In Mark H. Miller, II v. Leigh Anne Miller, 49A02-1604-DR-817, Mark and Leigh Anne Miller had four children together, and Leigh Anne Miller served as the primary caregiver for her children until 2009. When Mark Miller lost his job in 2010, he became the primary caregiver while also enrolling as a part-time college student.
When Leigh Anne Miller filed for divorce in 2014, Mark Miller was still a part-time student who worked 15 hours a week and shared living expenses with his girlfriend. When the dissolution decree was issued in 2016, the Marion Superior Court found that Mark Miller had been voluntarily underemployed since losing his job and imputed his income at the rate of $600 per week based on his prior earning level and voluntary underemployment.
Thus, Mark Miller was ordered to pay $97 per week in child support. After his motion to correct was denied, Miller appealed, challenging the finding that he is voluntarily underemployed.
Judge Terry Crone, writing for a panel of the Indiana Court of Appeals, said in a Monday opinion the trial court’s finding as to Mark Miller’s underemployment was not clearly erroneous, noting at the time of the final hearing he was a part-time student, but that he is no longer the children’s primary caretaker.

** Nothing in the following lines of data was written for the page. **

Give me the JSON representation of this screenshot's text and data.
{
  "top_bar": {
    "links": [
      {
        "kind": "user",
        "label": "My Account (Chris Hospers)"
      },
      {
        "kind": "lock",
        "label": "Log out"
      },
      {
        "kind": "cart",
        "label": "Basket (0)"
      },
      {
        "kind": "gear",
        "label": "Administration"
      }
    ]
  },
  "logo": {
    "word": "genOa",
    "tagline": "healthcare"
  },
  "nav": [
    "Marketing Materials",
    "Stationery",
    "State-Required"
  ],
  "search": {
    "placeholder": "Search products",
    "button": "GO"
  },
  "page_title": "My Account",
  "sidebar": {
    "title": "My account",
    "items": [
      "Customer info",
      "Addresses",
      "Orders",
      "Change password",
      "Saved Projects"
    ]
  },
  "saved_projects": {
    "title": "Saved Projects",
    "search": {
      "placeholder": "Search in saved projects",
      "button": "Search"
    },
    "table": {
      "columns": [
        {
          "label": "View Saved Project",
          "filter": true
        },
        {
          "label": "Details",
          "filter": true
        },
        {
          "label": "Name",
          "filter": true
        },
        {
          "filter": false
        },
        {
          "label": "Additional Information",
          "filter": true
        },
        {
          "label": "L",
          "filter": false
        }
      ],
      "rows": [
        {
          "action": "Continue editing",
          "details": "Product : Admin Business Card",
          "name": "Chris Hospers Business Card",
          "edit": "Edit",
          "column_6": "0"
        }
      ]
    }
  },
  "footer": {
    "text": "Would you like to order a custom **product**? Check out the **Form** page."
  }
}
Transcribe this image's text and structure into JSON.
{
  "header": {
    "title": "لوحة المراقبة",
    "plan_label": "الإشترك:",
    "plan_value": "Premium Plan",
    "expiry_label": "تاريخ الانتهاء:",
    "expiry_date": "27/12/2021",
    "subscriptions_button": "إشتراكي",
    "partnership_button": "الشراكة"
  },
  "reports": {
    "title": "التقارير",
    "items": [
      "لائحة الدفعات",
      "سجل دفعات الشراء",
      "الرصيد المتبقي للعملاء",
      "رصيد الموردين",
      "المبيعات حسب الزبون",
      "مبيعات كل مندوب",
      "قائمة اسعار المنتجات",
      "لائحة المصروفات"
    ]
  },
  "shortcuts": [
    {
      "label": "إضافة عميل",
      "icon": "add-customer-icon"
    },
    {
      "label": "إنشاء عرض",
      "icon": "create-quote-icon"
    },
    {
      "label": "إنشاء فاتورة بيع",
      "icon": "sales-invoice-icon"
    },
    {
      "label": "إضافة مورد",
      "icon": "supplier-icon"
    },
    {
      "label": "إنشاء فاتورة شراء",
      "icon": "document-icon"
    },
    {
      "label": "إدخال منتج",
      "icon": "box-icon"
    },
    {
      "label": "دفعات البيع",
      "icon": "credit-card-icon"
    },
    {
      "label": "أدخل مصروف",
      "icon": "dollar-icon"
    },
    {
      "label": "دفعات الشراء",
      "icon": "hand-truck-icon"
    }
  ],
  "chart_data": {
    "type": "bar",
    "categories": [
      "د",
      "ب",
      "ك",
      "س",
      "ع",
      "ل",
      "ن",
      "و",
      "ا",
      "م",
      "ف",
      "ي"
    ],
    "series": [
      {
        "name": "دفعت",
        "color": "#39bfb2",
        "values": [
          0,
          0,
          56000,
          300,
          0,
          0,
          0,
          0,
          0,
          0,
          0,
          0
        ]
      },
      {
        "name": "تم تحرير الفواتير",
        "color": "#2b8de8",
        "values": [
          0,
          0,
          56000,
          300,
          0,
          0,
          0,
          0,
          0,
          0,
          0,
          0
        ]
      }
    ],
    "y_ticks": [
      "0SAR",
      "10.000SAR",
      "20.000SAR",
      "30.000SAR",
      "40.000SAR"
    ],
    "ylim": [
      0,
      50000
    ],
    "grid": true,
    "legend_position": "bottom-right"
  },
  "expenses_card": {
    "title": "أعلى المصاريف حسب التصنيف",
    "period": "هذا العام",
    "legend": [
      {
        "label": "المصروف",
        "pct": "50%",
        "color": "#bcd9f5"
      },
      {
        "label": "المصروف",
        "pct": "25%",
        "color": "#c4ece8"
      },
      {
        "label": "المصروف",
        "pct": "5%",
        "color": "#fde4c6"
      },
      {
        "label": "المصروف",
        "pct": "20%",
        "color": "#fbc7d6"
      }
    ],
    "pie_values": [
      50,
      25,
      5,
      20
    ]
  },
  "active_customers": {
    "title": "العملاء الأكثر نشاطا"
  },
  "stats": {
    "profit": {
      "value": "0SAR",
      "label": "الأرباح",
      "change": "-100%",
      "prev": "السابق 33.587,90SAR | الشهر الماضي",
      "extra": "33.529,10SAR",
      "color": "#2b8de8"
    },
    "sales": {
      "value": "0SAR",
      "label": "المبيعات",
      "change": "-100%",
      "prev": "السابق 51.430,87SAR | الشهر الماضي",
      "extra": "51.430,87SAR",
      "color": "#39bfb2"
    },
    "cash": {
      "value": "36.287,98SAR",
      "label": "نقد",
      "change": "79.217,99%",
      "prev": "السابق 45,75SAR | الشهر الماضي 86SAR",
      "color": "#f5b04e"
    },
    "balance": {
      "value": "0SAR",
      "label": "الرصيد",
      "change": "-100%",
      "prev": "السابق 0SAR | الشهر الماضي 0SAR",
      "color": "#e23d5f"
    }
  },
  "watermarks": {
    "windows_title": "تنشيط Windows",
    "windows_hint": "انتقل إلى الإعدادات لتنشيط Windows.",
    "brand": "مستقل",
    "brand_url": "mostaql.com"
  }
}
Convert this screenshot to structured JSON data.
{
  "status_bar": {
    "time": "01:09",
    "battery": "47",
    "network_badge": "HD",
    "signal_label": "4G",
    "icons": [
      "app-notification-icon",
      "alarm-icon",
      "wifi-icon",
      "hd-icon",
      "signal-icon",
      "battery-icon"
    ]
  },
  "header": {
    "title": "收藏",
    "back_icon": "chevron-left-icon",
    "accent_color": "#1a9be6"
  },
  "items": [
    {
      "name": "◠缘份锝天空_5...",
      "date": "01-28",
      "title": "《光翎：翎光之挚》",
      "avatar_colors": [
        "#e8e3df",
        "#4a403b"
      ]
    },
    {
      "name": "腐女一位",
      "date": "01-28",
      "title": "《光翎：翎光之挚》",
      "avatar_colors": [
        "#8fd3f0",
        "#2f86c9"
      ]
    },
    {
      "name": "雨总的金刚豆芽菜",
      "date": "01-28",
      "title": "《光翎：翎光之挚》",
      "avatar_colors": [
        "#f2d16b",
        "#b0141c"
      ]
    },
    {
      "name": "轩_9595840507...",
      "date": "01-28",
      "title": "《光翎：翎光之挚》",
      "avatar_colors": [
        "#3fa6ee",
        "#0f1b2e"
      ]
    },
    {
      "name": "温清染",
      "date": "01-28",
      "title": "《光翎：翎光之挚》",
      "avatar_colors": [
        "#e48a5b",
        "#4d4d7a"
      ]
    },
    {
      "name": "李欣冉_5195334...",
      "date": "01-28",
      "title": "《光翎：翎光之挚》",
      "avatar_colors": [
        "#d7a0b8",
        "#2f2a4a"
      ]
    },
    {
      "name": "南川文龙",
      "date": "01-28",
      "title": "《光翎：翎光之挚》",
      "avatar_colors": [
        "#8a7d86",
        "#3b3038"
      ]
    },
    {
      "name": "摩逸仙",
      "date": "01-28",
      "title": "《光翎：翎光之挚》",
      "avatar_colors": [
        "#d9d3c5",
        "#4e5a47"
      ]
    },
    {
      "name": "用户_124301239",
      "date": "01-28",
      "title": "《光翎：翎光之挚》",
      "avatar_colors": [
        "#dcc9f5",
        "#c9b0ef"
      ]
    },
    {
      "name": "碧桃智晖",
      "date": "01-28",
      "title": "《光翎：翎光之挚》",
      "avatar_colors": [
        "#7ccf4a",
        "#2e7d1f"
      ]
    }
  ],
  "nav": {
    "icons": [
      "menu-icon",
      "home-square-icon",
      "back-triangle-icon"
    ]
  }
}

Thus, a “reasonable inference can be drawn that the time Father spent in his caretaking function is now available for other purposes, yet he is only working fifteen hours a week,” Crone said.
However, the appellate panel did remand the case to the trial court on the issue of Mark Miller’s imputed income. While the trial court properly considered Miller’s work history and occupational qualifications, Crone wrote that there was no evidence in the record regarding prevailing job opportunities for Miller or earning levels in his community.
The COA’s instructions included the discretion to “reevaluate and adjust other determinations regarding child support in the dissolution decree” after the hearing.